In Poland, which has a far bigger domestic market than either Hungary or Slovakia, the recession is likely to be less severe — WIIW is forecasting a 4 per cent decline. But companies that do business with Germany are still looking nervously at their western neighbour.

“I think it will definitely affect us in 2020 and probably also 2021. But I hope it won’t be as deep as we think today,” said Marek Gorski, chairman of the supervisory board of Ergis, a plastics converter from Poland, whose German revenues have dropped 20 per cent year on year in the past three months.

“In the last 30 years Germany has become the biggest export partner for many sectors, not just ours. So if something negative happens in Germany, of course we will feel it,” he added.

In the medium term, however, the picture is brighter. High-frequency indicators suggest German business activity has begun to improve, with sectors such as construction showing signs of life.

The country has also unveiled a huge stimulus package — worth 35 per cent of gross domestic product according to estimates from the IMF and think-tank Bruegel — whose knock-on effects should also eventually filter through to the central European economies linked into its supply chains.

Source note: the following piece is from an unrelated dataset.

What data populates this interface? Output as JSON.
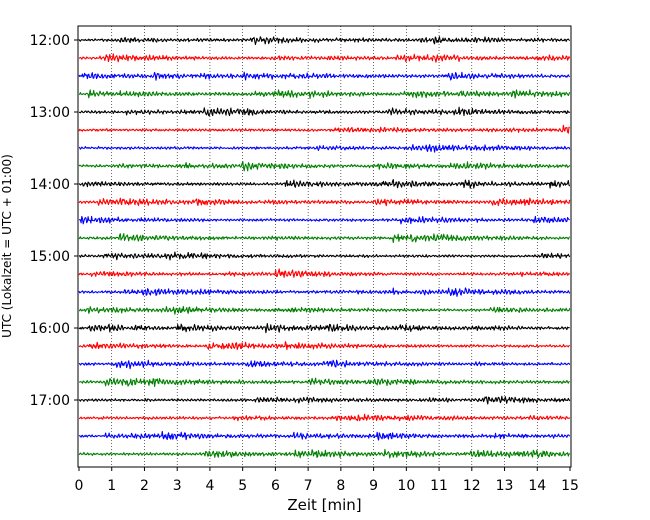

“There’s huge support from the fiscal policy side and even though they can’t really do much about the second quarter . . . we should see an improvement in the next two quarters,” said Ms Muchova. “The fiscal spending can really help them get a V-shaped recovery.”

In the longer term, there could be other benefits of central Europe’s ties with Germany. Many German companies have seen their global supply chains disrupted by the pandemic, and Mr Grieveson said it was possible that this experience could lead them to bring some production back closer to home.

“I think the calculations have surely changed on this . . . If you say that companies feel more exposed in terms of very extended supply chains, maybe proximity becomes more important, and then you could make the case that this would benefit CEE,” said Mr Grieveson. 

“I think we will see this. But the question is how far it goes, whether it is just incremental, or a game-changer.”